Если воспроизводимость квалифицированной рабочей силы
оказывается под вопросом в краткосрочной перспективе,
то по крайней мере заработная плата сложного труда
определяется по прежнему — законом спроса и
предложения в любом случае, в любой перспективе: если
спрос на квалифицированный труд в той или иной отрасли
резко возрастает, то в ней возрастает и зарплата, и
под воздействием этого стимула растёт предложение
рабочей силы в данной отрасли за счёт его сокращения в
других отраслях. Таким образом, рабочая сила остаётся
товаром, воспроизводимым если не в абсолютном, то в
относительном смысле, то есть остаётся вообще
экономическим явлением, подчинённым действию
объективных экономических законов. Однако стоит нам
сделать ещё один шаг и предположить, что в основе
сложного труда лежат не какие-то более или менее
распространённые способности, но УНИКАЛЬНЫЕ ТАЛАНТЫ,
которые уже в принципе не могут быть воспроизводимы,
как последнее сходство между товаром и рабочей силой
тотчас же улетучиться... РАБОЧАЯ СИЛА ЕСТЬ ТОВАР — вот
догма едва ли не всех теорий заработной платы.
Квалифицированная рабочая сила есть В ПРИНЦИПЕ не
товар, если в её основе лежат уникальные субъективные
качества человека. В этом случае соответствующий
сложный труд становится игрой, творчеством √ чем
угодно, но не затратами, не ТРУДОМ в обычном смысле
этого слова. А заработная плата, соответственно,
становится гонораром, величина которого определяется
бог знает какими факторами и обстоятельствами, но
только не "объективными законами". В этом смысле
гонорар есть "сверхрента" — не потому, что он "больше"

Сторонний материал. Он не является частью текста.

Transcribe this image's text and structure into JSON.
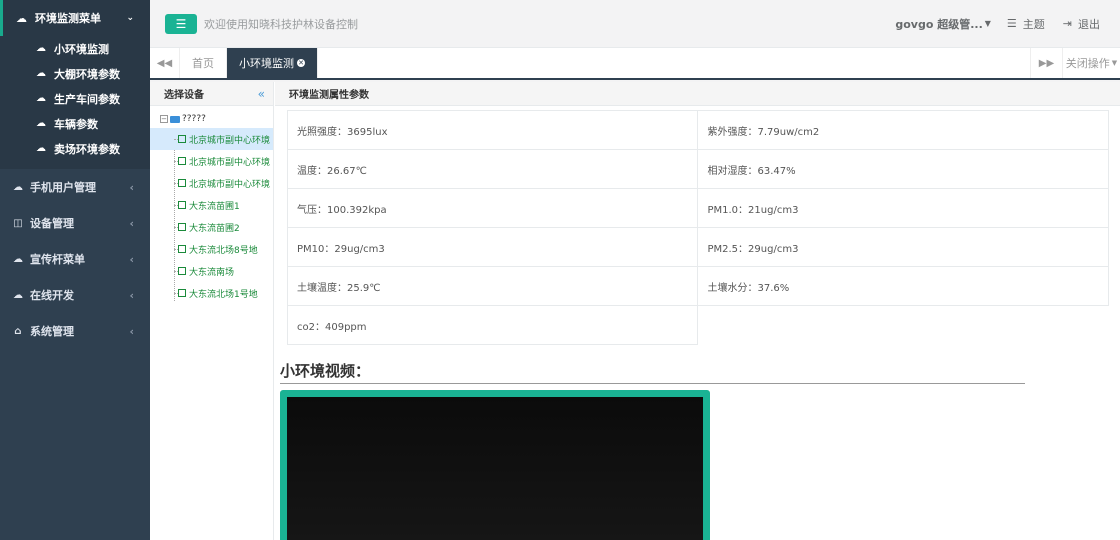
{
  "sidebar": {
    "section_title": "环境监测菜单",
    "sub_items": [
      {
        "label": "小环境监测"
      },
      {
        "label": "大棚环境参数"
      },
      {
        "label": "生产车间参数"
      },
      {
        "label": "车辆参数"
      },
      {
        "label": "卖场环境参数"
      }
    ],
    "menu_items": [
      {
        "label": "手机用户管理",
        "icon": "cloud-icon"
      },
      {
        "label": "设备管理",
        "icon": "columns-icon"
      },
      {
        "label": "宣传杆菜单",
        "icon": "cloud-icon"
      },
      {
        "label": "在线开发",
        "icon": "cloud-icon"
      },
      {
        "label": "系统管理",
        "icon": "home-icon"
      }
    ]
  },
  "topbar": {
    "welcome": "欢迎使用知晓科技护林设备控制",
    "user": "govgo 超级管...",
    "theme": "主题",
    "logout": "退出"
  },
  "tabs": {
    "items": [
      {
        "label": "首页",
        "active": false
      },
      {
        "label": "小环境监测",
        "active": true
      }
    ],
    "close_ops": "关闭操作"
  },
  "device_panel": {
    "title": "选择设备",
    "root": "?????",
    "devices": [
      {
        "label": "北京城市副中心环境",
        "selected": true
      },
      {
        "label": "北京城市副中心环境",
        "selected": false
      },
      {
        "label": "北京城市副中心环境",
        "selected": false
      },
      {
        "label": "大东流苗圃1",
        "selected": false
      },
      {
        "label": "大东流苗圃2",
        "selected": false
      },
      {
        "label": "大东流北场8号地",
        "selected": false
      },
      {
        "label": "大东流南场",
        "selected": false
      },
      {
        "label": "大东流北场1号地",
        "selected": false
      }
    ]
  },
  "attributes": {
    "title": "环境监测属性参数",
    "rows": [
      [
        "光照强度：3695lux",
        "紫外强度：7.79uw/cm2"
      ],
      [
        "温度：26.67℃",
        "相对湿度：63.47%"
      ],
      [
        "气压：100.392kpa",
        "PM1.0：21ug/cm3"
      ],
      [
        "PM10：29ug/cm3",
        "PM2.5：29ug/cm3"
      ],
      [
        "土壤温度：25.9℃",
        "土壤水分：37.6%"
      ],
      [
        "co2：409ppm",
        ""
      ]
    ]
  },
  "video": {
    "title": "小环境视频："
  },
  "colors": {
    "sidebar_bg": "#2f4050",
    "accent": "#1ab394",
    "tree_text": "#1a8a3a"
  }
}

ренты, а потому, что существует уже как
внеэкономическое явление.
Итак, существует связь, отношение между простым и
сложным трудом, но эта связь — не прямая линия, но,
скорее, узловая линия мер в смысле Гегеля. То есть
расстояние между простым и сложным трудом не может
быть "измерено", выражено количественно, ибо
представляет собой последовательность КАЧЕСТВЕННЫХ
переходов или превращений. Конечно, при желании можно
ликвидировать или проигнорировать некоторые из этих
переходов или "узлов"; можно, например, предположить,
что разница между грузчиком и токарем — только
количественная, и это предположение ни с какой стороны
не вызовет бурных протестов. Однако если к подобной
же количественной разнице мы попытаемся свести разницу
между трудом токаря и трудом профессора политэкономии —
это уже, мягко говоря, никем не будет понято. Почему?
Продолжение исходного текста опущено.